Since the rule change is relatively recent, Republicans in Congress could now challenge it using the Congressional Review Act. The result would be a more durable change to the law. Under the rules of the CRA, “EPA can no longer do a similar rule or a rule that is substantially similar,” says Carrie Jenks, an environmental law expert at Harvard University. To revisit the HAP rule once again, EPA would have to come up with a new, different argument for why to keep major sources classified as major.
The advocacy group EarthJustice estimated that the change would allow roughly 1,800 industrial facilities, like steel mills or chemical factories, to apply to be taken off the “major sources” list.
Pollution risks
Exposure to even small levels of the seven super-toxins is so dangerous, say environmental and public health experts, that releasing major sources from the strict regulations and controls under the “major sources” framework could lead to higher levels of pollution exposure in nearby communities.

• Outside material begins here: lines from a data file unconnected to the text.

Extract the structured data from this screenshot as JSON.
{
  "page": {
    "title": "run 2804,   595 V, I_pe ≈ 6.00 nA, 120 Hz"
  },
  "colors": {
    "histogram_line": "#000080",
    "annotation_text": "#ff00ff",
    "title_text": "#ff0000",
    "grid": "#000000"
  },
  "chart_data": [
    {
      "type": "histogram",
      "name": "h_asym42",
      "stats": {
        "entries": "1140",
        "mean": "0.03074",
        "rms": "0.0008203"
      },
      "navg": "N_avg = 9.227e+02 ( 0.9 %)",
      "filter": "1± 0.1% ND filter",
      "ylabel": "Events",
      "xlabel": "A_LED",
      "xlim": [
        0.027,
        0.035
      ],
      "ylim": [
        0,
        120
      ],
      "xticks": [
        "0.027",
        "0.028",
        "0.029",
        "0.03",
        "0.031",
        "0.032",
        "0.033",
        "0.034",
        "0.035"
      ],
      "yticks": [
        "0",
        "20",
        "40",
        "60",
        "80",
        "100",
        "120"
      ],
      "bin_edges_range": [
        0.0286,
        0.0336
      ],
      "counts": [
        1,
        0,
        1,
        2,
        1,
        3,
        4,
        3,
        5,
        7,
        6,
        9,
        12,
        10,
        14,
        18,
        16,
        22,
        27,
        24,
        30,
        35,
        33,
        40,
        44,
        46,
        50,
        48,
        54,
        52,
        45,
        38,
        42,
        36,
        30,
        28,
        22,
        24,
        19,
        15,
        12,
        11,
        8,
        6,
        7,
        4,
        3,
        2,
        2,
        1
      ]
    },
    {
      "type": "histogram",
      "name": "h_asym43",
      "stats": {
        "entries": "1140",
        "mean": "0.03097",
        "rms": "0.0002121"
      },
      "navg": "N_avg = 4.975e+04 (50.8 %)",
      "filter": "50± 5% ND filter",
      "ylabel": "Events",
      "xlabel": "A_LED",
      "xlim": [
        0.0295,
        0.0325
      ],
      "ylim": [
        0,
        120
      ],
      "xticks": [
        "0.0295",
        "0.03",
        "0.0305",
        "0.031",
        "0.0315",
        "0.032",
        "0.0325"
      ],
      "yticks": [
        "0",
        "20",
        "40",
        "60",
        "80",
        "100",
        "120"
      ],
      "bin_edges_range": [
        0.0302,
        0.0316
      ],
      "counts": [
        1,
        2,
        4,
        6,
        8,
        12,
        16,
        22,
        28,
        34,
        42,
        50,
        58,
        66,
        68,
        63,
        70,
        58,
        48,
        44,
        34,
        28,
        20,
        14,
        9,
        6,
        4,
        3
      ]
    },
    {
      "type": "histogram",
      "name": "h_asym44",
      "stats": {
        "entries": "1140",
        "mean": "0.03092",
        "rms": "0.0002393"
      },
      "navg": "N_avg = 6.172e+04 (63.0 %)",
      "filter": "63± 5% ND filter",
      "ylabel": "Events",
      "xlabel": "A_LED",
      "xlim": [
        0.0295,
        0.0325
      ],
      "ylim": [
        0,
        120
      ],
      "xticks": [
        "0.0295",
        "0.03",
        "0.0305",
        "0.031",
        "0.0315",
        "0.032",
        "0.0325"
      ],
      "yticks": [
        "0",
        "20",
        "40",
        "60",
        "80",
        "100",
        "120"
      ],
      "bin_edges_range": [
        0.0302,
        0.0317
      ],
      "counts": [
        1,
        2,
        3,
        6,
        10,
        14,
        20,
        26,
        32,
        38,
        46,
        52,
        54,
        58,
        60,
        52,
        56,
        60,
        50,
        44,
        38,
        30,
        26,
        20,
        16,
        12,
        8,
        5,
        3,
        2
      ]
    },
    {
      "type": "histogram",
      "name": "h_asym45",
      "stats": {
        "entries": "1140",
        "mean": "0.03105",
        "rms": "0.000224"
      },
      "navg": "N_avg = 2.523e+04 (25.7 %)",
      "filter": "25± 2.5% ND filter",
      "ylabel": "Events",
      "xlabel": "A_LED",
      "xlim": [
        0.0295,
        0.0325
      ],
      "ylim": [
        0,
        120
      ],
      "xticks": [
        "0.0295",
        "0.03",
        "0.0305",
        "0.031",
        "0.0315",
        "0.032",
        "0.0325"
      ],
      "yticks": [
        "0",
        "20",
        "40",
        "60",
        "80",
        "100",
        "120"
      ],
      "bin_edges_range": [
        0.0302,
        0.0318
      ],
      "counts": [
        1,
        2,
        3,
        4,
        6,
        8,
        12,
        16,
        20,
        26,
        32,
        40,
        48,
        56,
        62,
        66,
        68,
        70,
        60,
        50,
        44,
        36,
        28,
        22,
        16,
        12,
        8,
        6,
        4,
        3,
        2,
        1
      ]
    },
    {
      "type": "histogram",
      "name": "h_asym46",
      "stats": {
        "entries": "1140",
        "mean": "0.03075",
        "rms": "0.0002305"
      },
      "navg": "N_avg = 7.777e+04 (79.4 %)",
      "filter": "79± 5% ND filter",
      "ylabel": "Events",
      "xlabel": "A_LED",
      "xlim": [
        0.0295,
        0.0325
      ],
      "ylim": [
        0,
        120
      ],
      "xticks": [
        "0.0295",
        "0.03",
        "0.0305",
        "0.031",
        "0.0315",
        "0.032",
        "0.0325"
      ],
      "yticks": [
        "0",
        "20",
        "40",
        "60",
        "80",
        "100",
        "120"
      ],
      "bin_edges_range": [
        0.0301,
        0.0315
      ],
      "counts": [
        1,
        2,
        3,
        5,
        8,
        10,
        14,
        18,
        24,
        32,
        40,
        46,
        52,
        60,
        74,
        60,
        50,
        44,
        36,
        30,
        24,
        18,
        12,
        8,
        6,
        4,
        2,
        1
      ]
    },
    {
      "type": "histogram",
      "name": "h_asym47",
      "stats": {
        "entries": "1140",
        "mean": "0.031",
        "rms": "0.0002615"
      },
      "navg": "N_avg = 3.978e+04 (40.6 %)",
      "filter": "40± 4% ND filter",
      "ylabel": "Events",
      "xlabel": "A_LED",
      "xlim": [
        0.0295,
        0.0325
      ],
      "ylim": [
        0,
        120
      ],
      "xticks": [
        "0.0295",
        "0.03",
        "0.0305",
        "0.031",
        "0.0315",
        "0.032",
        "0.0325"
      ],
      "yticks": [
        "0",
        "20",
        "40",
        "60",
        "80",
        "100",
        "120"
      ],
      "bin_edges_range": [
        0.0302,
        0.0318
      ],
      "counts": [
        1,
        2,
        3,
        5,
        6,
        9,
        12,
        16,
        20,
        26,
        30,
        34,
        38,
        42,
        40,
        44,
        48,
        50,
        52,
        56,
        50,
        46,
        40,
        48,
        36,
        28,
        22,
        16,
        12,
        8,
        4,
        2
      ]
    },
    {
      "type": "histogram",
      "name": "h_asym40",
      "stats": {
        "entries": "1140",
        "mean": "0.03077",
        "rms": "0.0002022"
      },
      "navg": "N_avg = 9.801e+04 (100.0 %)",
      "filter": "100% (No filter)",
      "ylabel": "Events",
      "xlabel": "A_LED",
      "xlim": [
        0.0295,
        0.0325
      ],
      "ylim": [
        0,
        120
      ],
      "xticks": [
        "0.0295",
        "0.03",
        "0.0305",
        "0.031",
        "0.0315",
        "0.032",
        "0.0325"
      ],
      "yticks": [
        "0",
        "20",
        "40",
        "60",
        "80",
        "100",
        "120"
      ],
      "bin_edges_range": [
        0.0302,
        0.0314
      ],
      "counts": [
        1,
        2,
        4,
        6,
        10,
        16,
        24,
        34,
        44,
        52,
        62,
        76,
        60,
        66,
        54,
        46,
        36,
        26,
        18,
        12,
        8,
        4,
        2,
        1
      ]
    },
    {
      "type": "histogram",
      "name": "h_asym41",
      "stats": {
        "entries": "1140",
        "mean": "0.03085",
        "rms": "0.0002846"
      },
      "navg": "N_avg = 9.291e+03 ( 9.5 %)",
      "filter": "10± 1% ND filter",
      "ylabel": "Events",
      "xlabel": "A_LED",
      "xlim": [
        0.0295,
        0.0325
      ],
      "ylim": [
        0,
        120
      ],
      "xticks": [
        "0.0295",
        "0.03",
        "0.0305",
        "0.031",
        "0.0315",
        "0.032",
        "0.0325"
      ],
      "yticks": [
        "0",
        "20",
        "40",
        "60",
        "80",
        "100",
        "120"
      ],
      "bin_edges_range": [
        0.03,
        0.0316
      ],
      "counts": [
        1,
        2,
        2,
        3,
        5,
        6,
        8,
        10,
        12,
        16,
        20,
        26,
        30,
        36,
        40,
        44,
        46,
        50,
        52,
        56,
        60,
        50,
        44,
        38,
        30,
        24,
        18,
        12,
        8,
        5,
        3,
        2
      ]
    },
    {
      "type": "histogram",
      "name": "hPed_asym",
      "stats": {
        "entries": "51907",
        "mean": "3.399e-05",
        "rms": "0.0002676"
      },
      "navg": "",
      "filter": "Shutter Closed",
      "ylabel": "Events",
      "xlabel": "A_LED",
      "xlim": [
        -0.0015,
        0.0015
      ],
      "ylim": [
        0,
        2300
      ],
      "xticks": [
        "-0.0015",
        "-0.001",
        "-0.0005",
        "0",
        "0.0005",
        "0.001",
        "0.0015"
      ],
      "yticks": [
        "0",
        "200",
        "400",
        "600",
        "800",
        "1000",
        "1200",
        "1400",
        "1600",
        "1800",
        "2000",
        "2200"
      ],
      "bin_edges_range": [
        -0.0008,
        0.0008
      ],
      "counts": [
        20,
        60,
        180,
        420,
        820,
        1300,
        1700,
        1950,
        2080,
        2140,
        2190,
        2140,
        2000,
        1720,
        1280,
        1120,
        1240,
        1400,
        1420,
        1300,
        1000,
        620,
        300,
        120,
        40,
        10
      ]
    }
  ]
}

“Picture some of the communities in the industrial Midwest, West Virginia, Pennsylvania, Ohio or along the Gulf in Texas and Louisiana,” where there are many emitters of toxic air pollutants concentrated in one area, says former Biden-era assistant EPA administrator Joseph Goffman.
Even if each of them were below their individual emissions limit, the total amount of pollution in the air nearby would be high, he explains. The more stringent regulations, he says, help to keep that total amount of pollution low — and safer for people nearby.

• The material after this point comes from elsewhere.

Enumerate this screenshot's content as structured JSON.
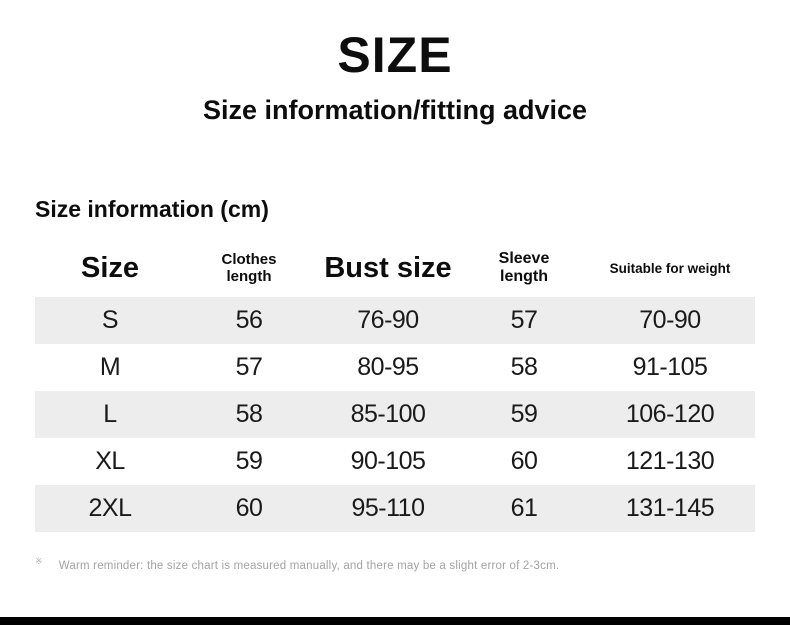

Ultimately, what matters to human health is not how much each facility emits but how much is released altogether in a specific region, Goffman says — and the EPA’s more strict regulations intended to keep that overall level low.
“It’s so important to keep a focus on the total amount of toxic air pollution that the people who live there are breathing, and not just on the individual sources level of pollution,” he says.